By: Heather Aliano
As a military spouse, I have had the privilege of living in three different countries and in almost every region of the United States. It’s always interesting to watch my kids answer the question, “Where are you from?” Most of the time, we just laugh and answer that we are “from here, for now.”
Moving with the military is always an adventure, but our move this summer to the St. Louis area has been complicated by the Coronavirus pandemic. I couldn’t have imagined this scenario if I had tried, but we drove across the midwest with face masks, hand sanitizer, and cans of Lysol to our new “home” state despite the risk of illness.
The reality is that the pandemic is hitting each community a little differently, and that means we have had to spend time learning about the different rules, risk levels, and routines of each new area we entered. The area we left never fully established stay-at-home orders and doesn’t require masks to be worn. But, things are very different where we live now. Masks are required everywhere.
What’s even more interesting is the different attitudes, beliefs, and experiences that change from one place to the next. It’s easy to feel like the world is spinning out of control when you see the toxic polarization surrounding the response (or lack thereof) to the virus. In my work at the One America Movement, I am reminded often to slow down and consider the nuanced factors that influence why people believe and behave the way they do.
In one small town, we met an interesting man who told me that he had been trying to catch the coronavirus, and just couldn’t seem to get it no matter how hard he tried. His wife lost her job early in the pandemic, and he is eager for life to return to normal. It seemed to him that it would make the most sense to get the virus and get over it, so they could get back to work.
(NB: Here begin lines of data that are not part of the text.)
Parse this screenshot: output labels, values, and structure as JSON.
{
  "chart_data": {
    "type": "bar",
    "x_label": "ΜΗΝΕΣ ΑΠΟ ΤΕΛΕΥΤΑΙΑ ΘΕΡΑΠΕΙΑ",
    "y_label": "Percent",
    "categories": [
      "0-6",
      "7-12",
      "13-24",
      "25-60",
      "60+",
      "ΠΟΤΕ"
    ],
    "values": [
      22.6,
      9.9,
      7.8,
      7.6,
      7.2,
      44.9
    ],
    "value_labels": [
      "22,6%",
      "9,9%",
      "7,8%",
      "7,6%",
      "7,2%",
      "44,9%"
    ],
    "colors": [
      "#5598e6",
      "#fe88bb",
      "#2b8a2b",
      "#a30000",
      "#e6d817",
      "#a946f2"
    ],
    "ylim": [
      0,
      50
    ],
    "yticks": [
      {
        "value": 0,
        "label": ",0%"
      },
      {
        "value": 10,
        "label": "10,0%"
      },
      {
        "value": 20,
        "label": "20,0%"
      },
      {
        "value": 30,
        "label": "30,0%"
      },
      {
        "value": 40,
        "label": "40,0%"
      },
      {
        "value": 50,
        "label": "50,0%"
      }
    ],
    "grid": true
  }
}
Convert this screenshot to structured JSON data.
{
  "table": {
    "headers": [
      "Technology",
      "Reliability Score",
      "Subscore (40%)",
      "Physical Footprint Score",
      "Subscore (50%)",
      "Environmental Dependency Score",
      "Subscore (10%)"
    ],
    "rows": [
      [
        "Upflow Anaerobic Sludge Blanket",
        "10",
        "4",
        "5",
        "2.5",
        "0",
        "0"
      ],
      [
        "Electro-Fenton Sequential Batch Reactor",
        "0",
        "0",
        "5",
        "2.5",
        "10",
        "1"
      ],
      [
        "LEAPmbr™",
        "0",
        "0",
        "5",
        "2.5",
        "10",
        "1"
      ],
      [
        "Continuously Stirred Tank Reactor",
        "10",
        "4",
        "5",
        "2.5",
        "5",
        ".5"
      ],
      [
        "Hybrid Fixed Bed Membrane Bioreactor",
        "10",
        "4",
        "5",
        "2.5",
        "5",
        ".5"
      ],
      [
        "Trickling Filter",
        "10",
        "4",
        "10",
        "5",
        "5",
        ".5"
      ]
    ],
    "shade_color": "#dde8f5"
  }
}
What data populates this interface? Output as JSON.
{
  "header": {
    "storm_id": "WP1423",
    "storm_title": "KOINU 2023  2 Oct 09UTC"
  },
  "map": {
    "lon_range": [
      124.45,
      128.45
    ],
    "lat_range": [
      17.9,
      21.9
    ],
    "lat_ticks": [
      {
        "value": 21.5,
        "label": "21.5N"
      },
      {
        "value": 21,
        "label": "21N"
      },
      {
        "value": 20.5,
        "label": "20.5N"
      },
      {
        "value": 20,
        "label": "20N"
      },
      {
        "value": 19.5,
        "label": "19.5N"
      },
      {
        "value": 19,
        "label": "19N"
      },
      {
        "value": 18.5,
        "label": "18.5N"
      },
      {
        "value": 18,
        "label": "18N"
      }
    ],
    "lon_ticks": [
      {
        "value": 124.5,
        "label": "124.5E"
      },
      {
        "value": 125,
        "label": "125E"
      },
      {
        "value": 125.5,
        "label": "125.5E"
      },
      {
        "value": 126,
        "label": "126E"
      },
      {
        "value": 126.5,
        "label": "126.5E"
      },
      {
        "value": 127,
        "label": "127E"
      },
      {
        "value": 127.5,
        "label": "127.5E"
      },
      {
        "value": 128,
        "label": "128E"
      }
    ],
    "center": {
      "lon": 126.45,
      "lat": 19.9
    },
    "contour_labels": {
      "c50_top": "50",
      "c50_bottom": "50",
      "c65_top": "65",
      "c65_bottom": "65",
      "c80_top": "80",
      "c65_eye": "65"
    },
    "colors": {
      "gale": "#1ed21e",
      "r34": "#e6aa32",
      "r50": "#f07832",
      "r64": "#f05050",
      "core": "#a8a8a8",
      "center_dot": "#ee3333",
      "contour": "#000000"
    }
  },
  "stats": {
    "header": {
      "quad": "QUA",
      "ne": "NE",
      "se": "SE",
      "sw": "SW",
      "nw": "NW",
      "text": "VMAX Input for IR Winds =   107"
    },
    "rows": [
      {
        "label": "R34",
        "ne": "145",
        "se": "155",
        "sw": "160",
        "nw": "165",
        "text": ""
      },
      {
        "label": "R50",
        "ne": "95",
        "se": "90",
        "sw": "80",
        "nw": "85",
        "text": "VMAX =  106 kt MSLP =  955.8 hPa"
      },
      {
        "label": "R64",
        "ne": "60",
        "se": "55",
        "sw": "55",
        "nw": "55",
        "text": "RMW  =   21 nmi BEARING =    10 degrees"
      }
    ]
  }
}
One of my girlfriends on the other side of the country told me that she doesn’t know a single person who has become sick from the virus and wonders if it’s been overplayed. Professional acquaintances have died, friends have lost parents, and I feel like every day I hear of another friend who has been diagnosed. Elderly family members are afraid of what happens if they become ill, and young family members are afraid of what happens if their education, their professional lives, and their hopes and dreams continue to be on pause.
Unfortunately, for many people in our country, the coronavirus pandemic has changed everything. Unemployment in our country is still way up, and it’s important for us to unravel that thread. Without a national moratorium on evictions, it’s likely that many vulnerable people in our country could lose their homes. Black and Hispanic Americans in particular, who are more likely to rent and work low-wage jobs, are being disproportionately affected by the uncertainty of this pandemic.
Small towns and rural areas are also suffering more than those in major cities when it comes to evictions, job loss, and instability. A large share of Americans across our country live paycheck to paycheck, and nearly 40% of Americans would be unable to come up with $400 if faced with an emergency. Many of the fastest-growing jobs in our country pay less than $30,000 a year, making it nearly impossible to save funds even if job stability wasn’t a problem.
The coronavirus pandemic is unprecedented and painful, to be sure, but the rippling impact of the pandemic on jobs, homes, and peace of mind isn’t surprising when we consider these facts. Each of us is experiencing this pandemic differently, and we have to take the time to listen with compassion to our neighbors, family members, and friends when they tell us about their lived experience — which will most certainly be unique to them, but no less real than our own. The impact of the pandemic is far-reaching, and the recovery period will be complicated.
Only one thing remains clear: if we are going to make it through this, we will have to work together despite our differences. As our family settles into our new “home” and learns the rules and culture that makes this part of the country so special, I am grateful that one thing seems to be the same no matter where we live or what is happening in the world: we are welcomed with a smile, even if we can’t see it from behind the mask.